A lei, considerada histórica, foi impulsionada pela presidente interina, Delcy Rodríguez, que assumiu o poder após a captura de Nicolás Maduro em uma operação militar dos Estados Unidos em 3 de janeiro.

A anistia cobre 13 situações específicas ao longo de 27 anos de chavismo. Ela não é automática: deve ser solicitada judicialmente pela pessoa interessada ou por um representante legal, caso a pessoa esteja fora do país.

“Recebemos pedidos de políticos e cidadãos venezuelanos residentes no exterior para que seus casos sejam considerados pela lei de anistia”, contou o deputado Jorge Rodríguez.

“Há solicitações de pessoas que tiveram participação importante em eventos de alta complexidade”, completou, sem revelar nomes. “Não queremos destacar nomes… Vocês sabem a quem nos referimos.”

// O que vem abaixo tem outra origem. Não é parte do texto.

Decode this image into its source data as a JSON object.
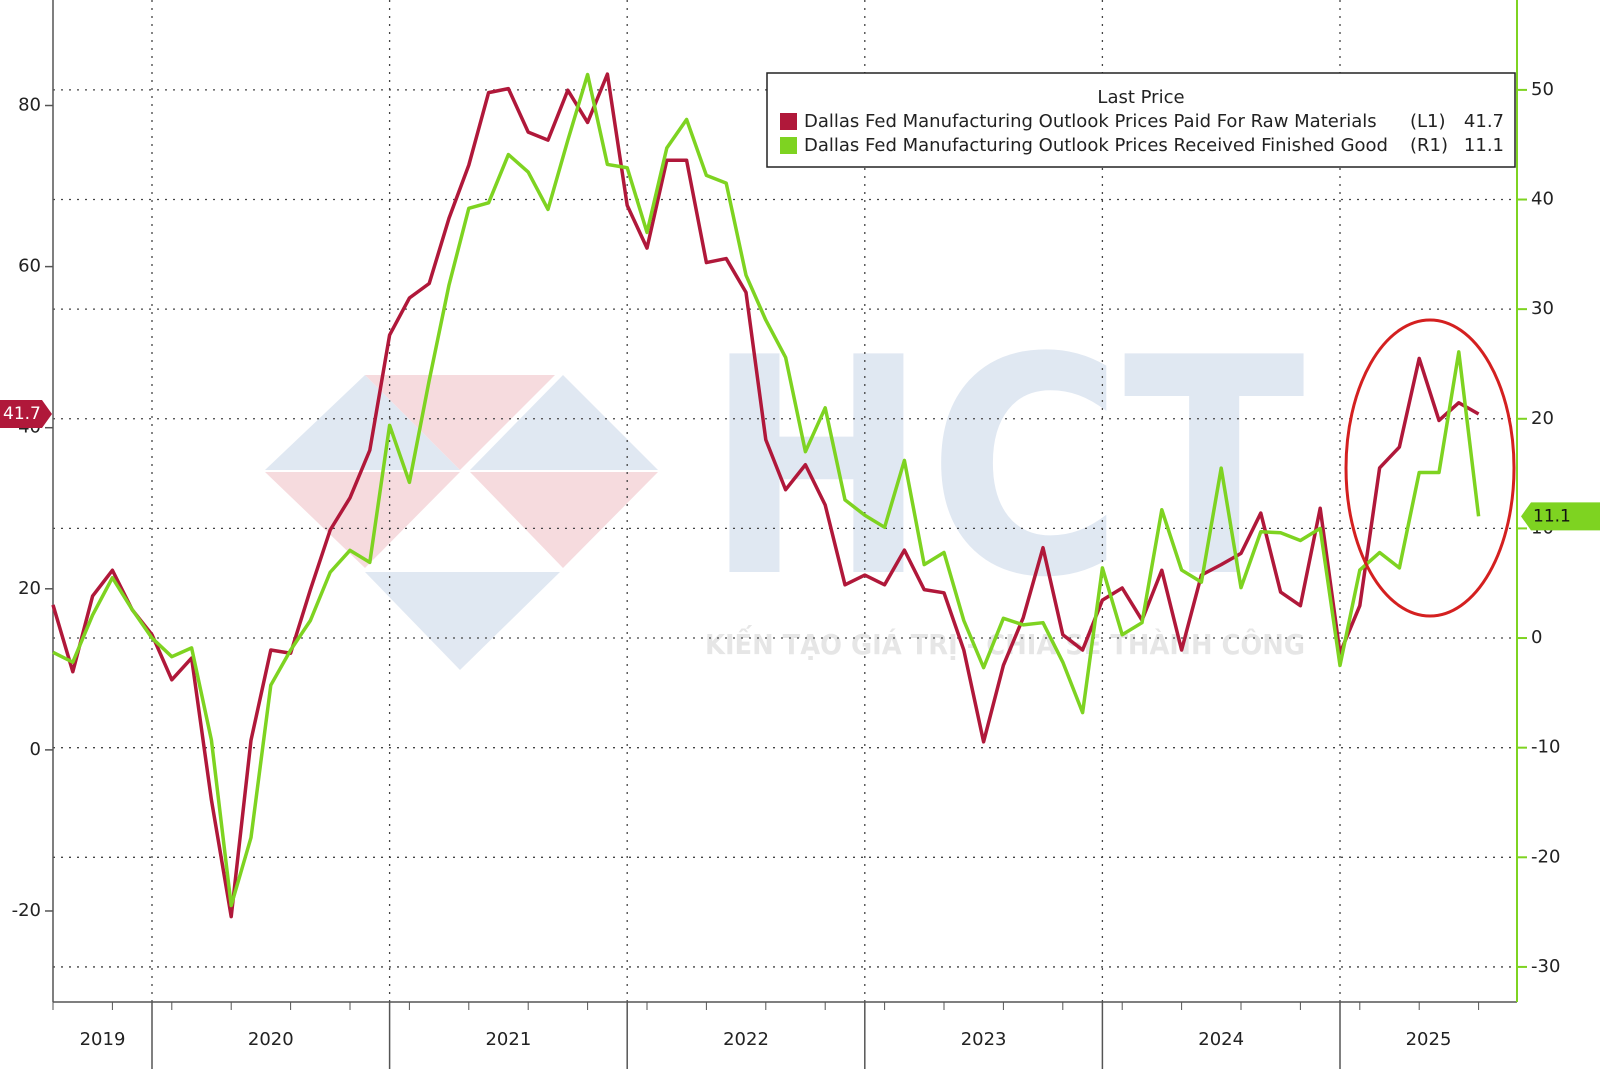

Numerosos líderes da oposição deixaram a Venezuela nos últimos anos, como Leopoldo López, que está na Espanha desde 2020, e o ex-parlamentar Juan Guaidó, líder de um governo paralelo que não teve sucesso, ambos procurados pela Justiça.

O mesmo aconteceu com o rival de Maduro nas eleições controversas de 2024, Edmundo González Urrutia, que vive exilado na Espanha após reivindicar a vitória naquele pleito.

As autoridades também iniciaram ações judiciais contra a principal líder da oposição, María Corina Machado, que passou mais de um ano escondida e deixou o país para receber o Prêmio Nobel da Paz. Até o momento, nenhum desses líderes confirmou ter pedido a anistia.

Segundo Jorge Rodríguez, atualmente 7.365 indivíduos desfrutam de liberdade total graças a esta lei.